[sc34wg3] new working draft of 13250-5 (Reference Model)

Robert Barta sc34wg3@isotopicmaps.org
Tue, 16 Nov 2004 13:11:21 +1000


On Tue, Nov 09, 2004 at 12:45:39PM +0100, Bernard Vatant wrote:
> Anyway I would like here to make the case for a shift from the static notion of "Subject
> Identity Properties" (SIP) to the dynamic one of "Subject Identification Rules" (SIR, yes
> Sir). I already happily notice that the notion of "rules" has explicitly appeared in many
> parts of the draft. I will focus on demanding that TMA disclose, among other things, "the
> rules for determining when multiple proxies are surrogates for the same subject".

Patrick, SteveN,

I would like to _strongly_ support this. It would _drastically_
streamline TMRM: SIPs and OPs would collapse into Ps (properties). 
TMAs would become ontology definitions, including disambiguiting
rules.

> Exemple 1 : Identifying books :
> How do you make sure that a book X you find on Amazon is the same as the book Y you are
> looking for?
> I will use "X :: Y" to indicate that you decide that they are actually the same (watever
> this sameness means).
> 
> I guess you could apply a kind of following heuristic (succession of rules)
> 
> 	if ISBN (X) = ISBN (Y)
> 		     then  X :: Y
> 
> 	else 	if ISBN (X) or ISBN (Y) is not specified
> 		and AuthorName(X) = AuthorName(Y)
> 		and Title(X) = Title (Y)
> 		and PublicationDate(X) = PublicationDate(Y)
> 		and EditorName(X) = EditorName(Y)
> 			then  X :: Y
> 
> In the TMA disclosure, ISBN would be defined as a SIP, whereas AuthorName, Title,
> PublicationDate, EditorName are OPs, although together they "act as" a SIP.

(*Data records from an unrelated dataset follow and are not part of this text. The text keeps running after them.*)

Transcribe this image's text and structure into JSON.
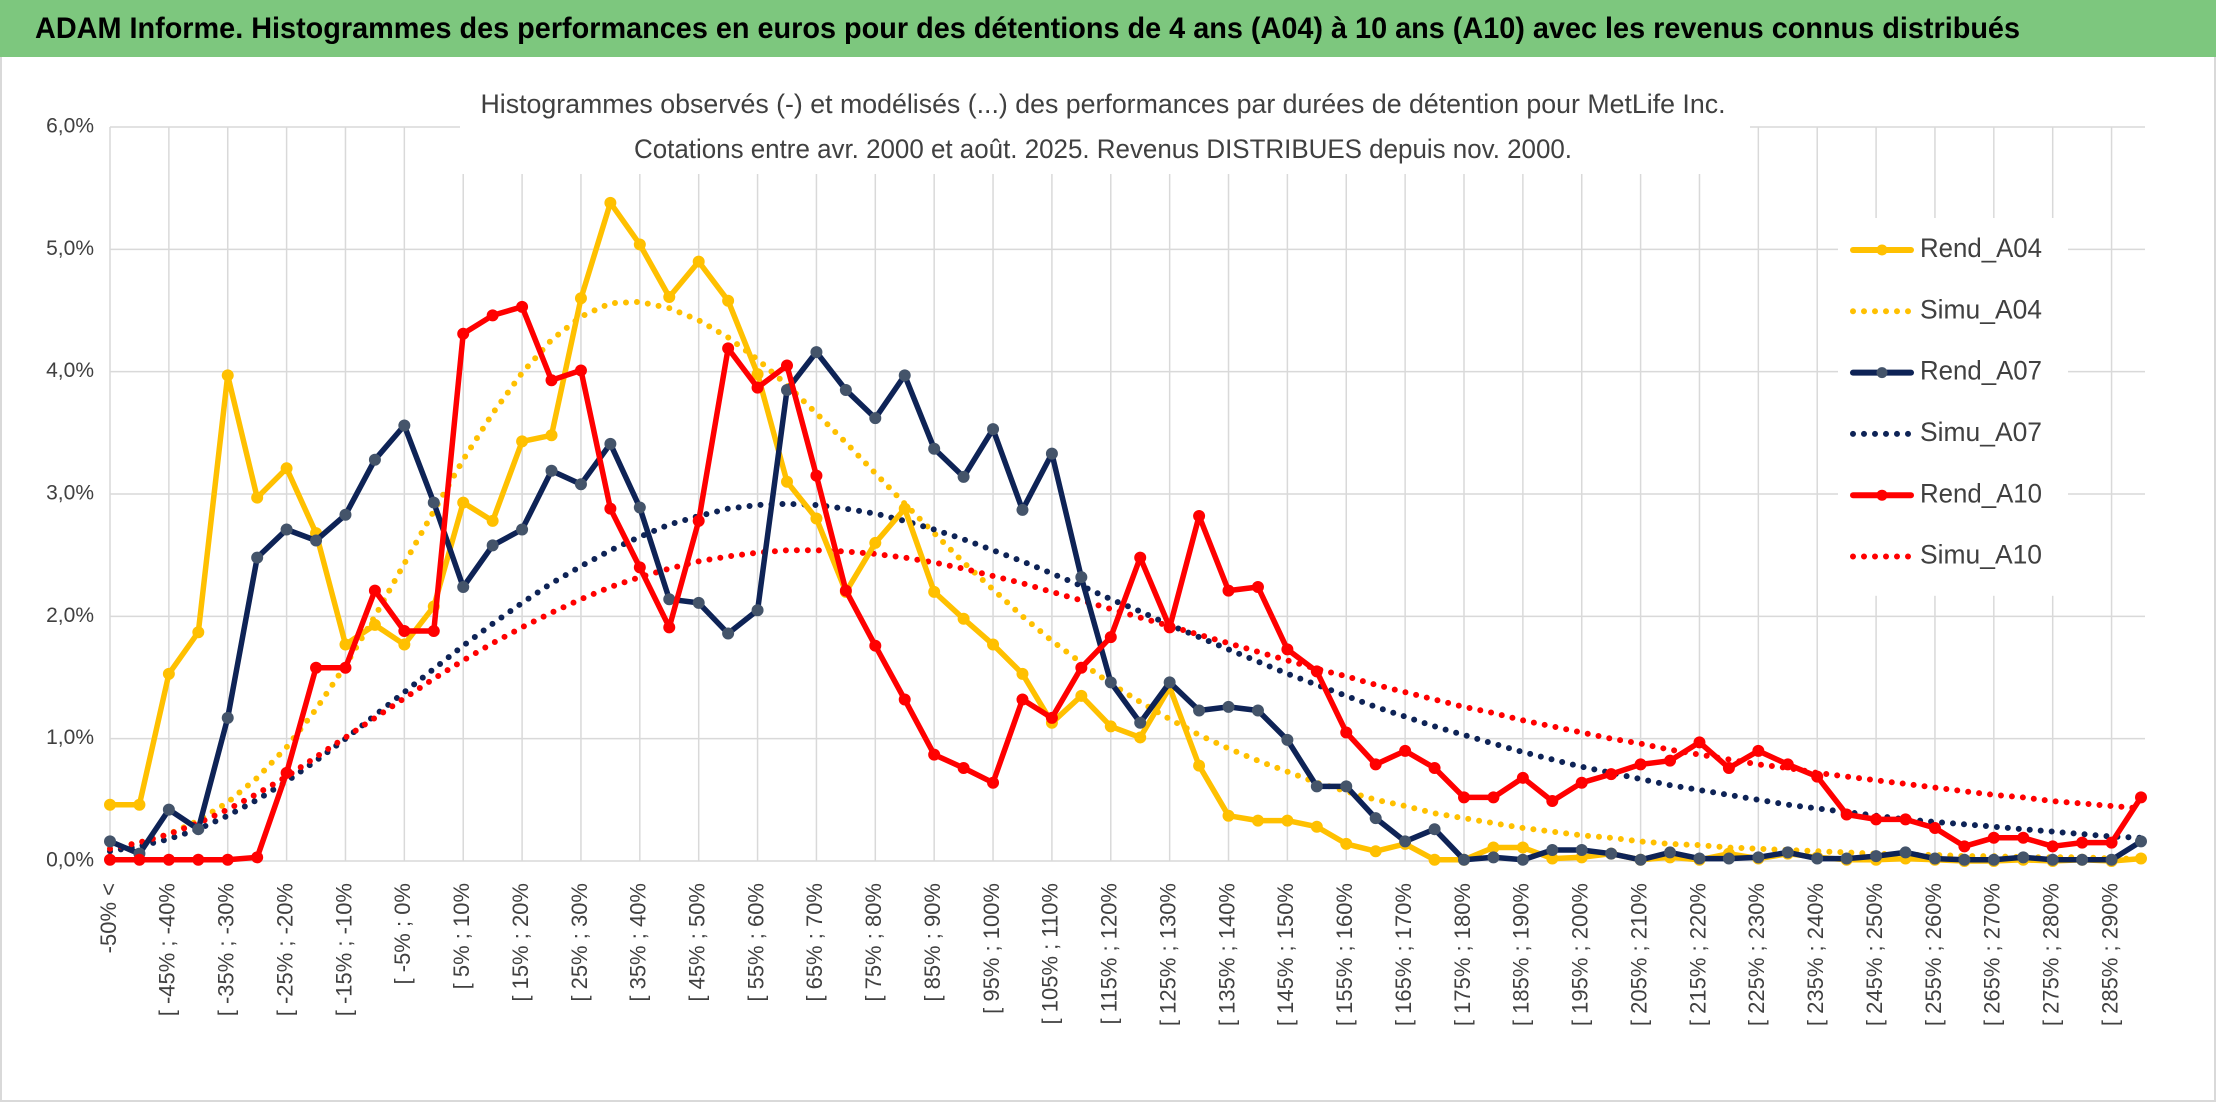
{
  "header": {
    "title": "ADAM Informe. Histogrammes des performances en euros pour des détentions de 4 ans (A04) à 10 ans (A10) avec les revenus connus distribués"
  },
  "chart_data": {
    "type": "line",
    "title": "Histogrammes observés (-) et modélisés (...) des performances par durées de détention pour MetLife Inc.",
    "subtitle": "Cotations entre avr. 2000 et août. 2025. Revenus DISTRIBUES depuis nov. 2000.",
    "categories": [
      "-50% <",
      null,
      "[ -45% ; -40%",
      null,
      "[ -35% ; -30%",
      null,
      "[ -25% ; -20%",
      null,
      "[ -15% ; -10%",
      null,
      "[ -5% ; 0%",
      null,
      "[ 5% ; 10%",
      null,
      "[ 15% ; 20%",
      null,
      "[ 25% ; 30%",
      null,
      "[ 35% ; 40%",
      null,
      "[ 45% ; 50%",
      null,
      "[ 55% ; 60%",
      null,
      "[ 65% ; 70%",
      null,
      "[ 75% ; 80%",
      null,
      "[ 85% ; 90%",
      null,
      "[ 95% ; 100%",
      null,
      "[ 105% ; 110%",
      null,
      "[ 115% ; 120%",
      null,
      "[ 125% ; 130%",
      null,
      "[ 135% ; 140%",
      null,
      "[ 145% ; 150%",
      null,
      "[ 155% ; 160%",
      null,
      "[ 165% ; 170%",
      null,
      "[ 175% ; 180%",
      null,
      "[ 185% ; 190%",
      null,
      "[ 195% ; 200%",
      null,
      "[ 205% ; 210%",
      null,
      "[ 215% ; 220%",
      null,
      "[ 225% ; 230%",
      null,
      "[ 235% ; 240%",
      null,
      "[ 245% ; 250%",
      null,
      "[ 255% ; 260%",
      null,
      "[ 265% ; 270%",
      null,
      "[ 275% ; 280%",
      null,
      "[ 285% ; 290%",
      null
    ],
    "ylim": [
      0,
      6
    ],
    "yticks": [
      {
        "value": 0,
        "label": "0,0%"
      },
      {
        "value": 1,
        "label": "1,0%"
      },
      {
        "value": 2,
        "label": "2,0%"
      },
      {
        "value": 3,
        "label": "3,0%"
      },
      {
        "value": 4,
        "label": "4,0%"
      },
      {
        "value": 5,
        "label": "5,0%"
      },
      {
        "value": 6,
        "label": "6,0%"
      }
    ],
    "grid": true,
    "legend": "right",
    "series": [
      {
        "name": "Rend_A04",
        "color": "#ffc000",
        "style": "solid",
        "values": [
          0.46,
          0.46,
          1.53,
          1.87,
          3.97,
          2.97,
          3.21,
          2.68,
          1.77,
          1.93,
          1.77,
          2.08,
          2.93,
          2.78,
          3.43,
          3.48,
          4.6,
          5.38,
          5.04,
          4.61,
          4.9,
          4.58,
          3.98,
          3.1,
          2.8,
          2.2,
          2.6,
          2.88,
          2.2,
          1.98,
          1.77,
          1.53,
          1.13,
          1.35,
          1.1,
          1.01,
          1.42,
          0.78,
          0.37,
          0.33,
          0.33,
          0.28,
          0.14,
          0.08,
          0.14,
          0.01,
          0.01,
          0.11,
          0.11,
          0.02,
          0.03,
          0.06,
          0.01,
          0.03,
          0.01,
          0.06,
          0.02,
          0.06,
          0.03,
          0.01,
          0.01,
          0.02,
          0.01,
          0,
          0,
          0.01,
          0,
          0.01,
          0,
          0.02
        ]
      },
      {
        "name": "Simu_A04",
        "color": "#ffc000",
        "style": "dotted",
        "values": [
          0.1,
          0.15,
          0.22,
          0.33,
          0.48,
          0.68,
          0.93,
          1.24,
          1.6,
          2.0,
          2.43,
          2.86,
          3.28,
          3.66,
          3.99,
          4.26,
          4.45,
          4.56,
          4.57,
          4.52,
          4.42,
          4.28,
          4.1,
          3.89,
          3.66,
          3.42,
          3.17,
          2.92,
          2.68,
          2.44,
          2.22,
          2.0,
          1.8,
          1.62,
          1.45,
          1.3,
          1.16,
          1.03,
          0.92,
          0.82,
          0.73,
          0.64,
          0.57,
          0.5,
          0.45,
          0.39,
          0.35,
          0.31,
          0.27,
          0.24,
          0.21,
          0.19,
          0.16,
          0.14,
          0.13,
          0.11,
          0.1,
          0.09,
          0.08,
          0.07,
          0.06,
          0.05,
          0.05,
          0.04,
          0.04,
          0.03,
          0.03,
          0.03,
          0.02,
          0.02
        ]
      },
      {
        "name": "Rend_A07",
        "color": "#0e2356",
        "style": "solid",
        "values": [
          0.16,
          0.06,
          0.42,
          0.26,
          1.17,
          2.48,
          2.71,
          2.62,
          2.83,
          3.28,
          3.56,
          2.93,
          2.24,
          2.58,
          2.71,
          3.19,
          3.08,
          3.41,
          2.89,
          2.14,
          2.11,
          1.86,
          2.05,
          3.85,
          4.16,
          3.85,
          3.62,
          3.97,
          3.37,
          3.14,
          3.53,
          2.87,
          3.33,
          2.32,
          1.46,
          1.13,
          1.46,
          1.23,
          1.26,
          1.23,
          0.99,
          0.61,
          0.61,
          0.35,
          0.16,
          0.26,
          0.01,
          0.03,
          0.01,
          0.09,
          0.09,
          0.06,
          0.01,
          0.07,
          0.02,
          0.02,
          0.03,
          0.07,
          0.02,
          0.02,
          0.04,
          0.07,
          0.02,
          0.01,
          0.01,
          0.03,
          0.01,
          0.01,
          0.01,
          0.16
        ]
      },
      {
        "name": "Simu_A07",
        "color": "#0e2356",
        "style": "dotted",
        "values": [
          0.08,
          0.12,
          0.18,
          0.26,
          0.37,
          0.5,
          0.65,
          0.82,
          1.0,
          1.19,
          1.38,
          1.57,
          1.76,
          1.94,
          2.11,
          2.27,
          2.41,
          2.54,
          2.65,
          2.75,
          2.82,
          2.88,
          2.91,
          2.92,
          2.91,
          2.88,
          2.84,
          2.78,
          2.71,
          2.63,
          2.54,
          2.45,
          2.35,
          2.25,
          2.14,
          2.04,
          1.93,
          1.83,
          1.73,
          1.63,
          1.53,
          1.44,
          1.35,
          1.26,
          1.18,
          1.1,
          1.03,
          0.96,
          0.89,
          0.83,
          0.77,
          0.72,
          0.67,
          0.62,
          0.58,
          0.54,
          0.5,
          0.46,
          0.43,
          0.4,
          0.37,
          0.34,
          0.32,
          0.3,
          0.28,
          0.26,
          0.24,
          0.22,
          0.2,
          0.19
        ]
      },
      {
        "name": "Rend_A10",
        "color": "#ff0000",
        "style": "solid",
        "values": [
          0.01,
          0.01,
          0.01,
          0.01,
          0.01,
          0.03,
          0.72,
          1.58,
          1.58,
          2.21,
          1.88,
          1.88,
          4.31,
          4.46,
          4.53,
          3.93,
          4.01,
          2.88,
          2.4,
          1.91,
          2.78,
          4.19,
          3.87,
          4.05,
          3.15,
          2.21,
          1.76,
          1.32,
          0.87,
          0.76,
          0.64,
          1.32,
          1.17,
          1.58,
          1.83,
          2.48,
          1.91,
          2.82,
          2.21,
          2.24,
          1.73,
          1.55,
          1.05,
          0.79,
          0.9,
          0.76,
          0.52,
          0.52,
          0.68,
          0.49,
          0.64,
          0.71,
          0.79,
          0.82,
          0.97,
          0.76,
          0.9,
          0.79,
          0.69,
          0.38,
          0.34,
          0.34,
          0.27,
          0.12,
          0.19,
          0.19,
          0.12,
          0.15,
          0.15,
          0.52
        ]
      },
      {
        "name": "Simu_A10",
        "color": "#ff0000",
        "style": "dotted",
        "values": [
          0.1,
          0.15,
          0.22,
          0.31,
          0.42,
          0.55,
          0.69,
          0.85,
          1.01,
          1.17,
          1.33,
          1.49,
          1.64,
          1.78,
          1.91,
          2.03,
          2.14,
          2.24,
          2.32,
          2.39,
          2.45,
          2.49,
          2.52,
          2.54,
          2.54,
          2.53,
          2.51,
          2.48,
          2.44,
          2.39,
          2.33,
          2.27,
          2.2,
          2.13,
          2.06,
          1.99,
          1.92,
          1.85,
          1.78,
          1.71,
          1.64,
          1.57,
          1.51,
          1.44,
          1.38,
          1.32,
          1.26,
          1.21,
          1.15,
          1.1,
          1.05,
          1.0,
          0.96,
          0.91,
          0.87,
          0.83,
          0.79,
          0.76,
          0.72,
          0.69,
          0.66,
          0.63,
          0.6,
          0.57,
          0.54,
          0.52,
          0.49,
          0.47,
          0.45,
          0.43
        ]
      }
    ]
  }
}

Yes, preoccupied SIPs do not make any sense at all.

> Of course you can create a complex SIP from this actual combination,
> but it looks more natural to present it like an identification rule
> rather than a "property" in the object-oriented sense of the term,
> or it's a "complex property", a notion more difficult to explain and
> grasp than the notion of identification rule.

Well, Patrick probably would claim that one would make a 'conferred
property' like this first

   ISBN_or_what_else (X) := if defined ISBN (X) then ISBN (X)
                            else HASH_VALUE_OF (AuthorName(X), Title(X), PublicationDate(X), EditorName(X))

and then use 'ISBN_or_what_else' as SIP. But, seriously, why would I
have to define these baroque constructs first?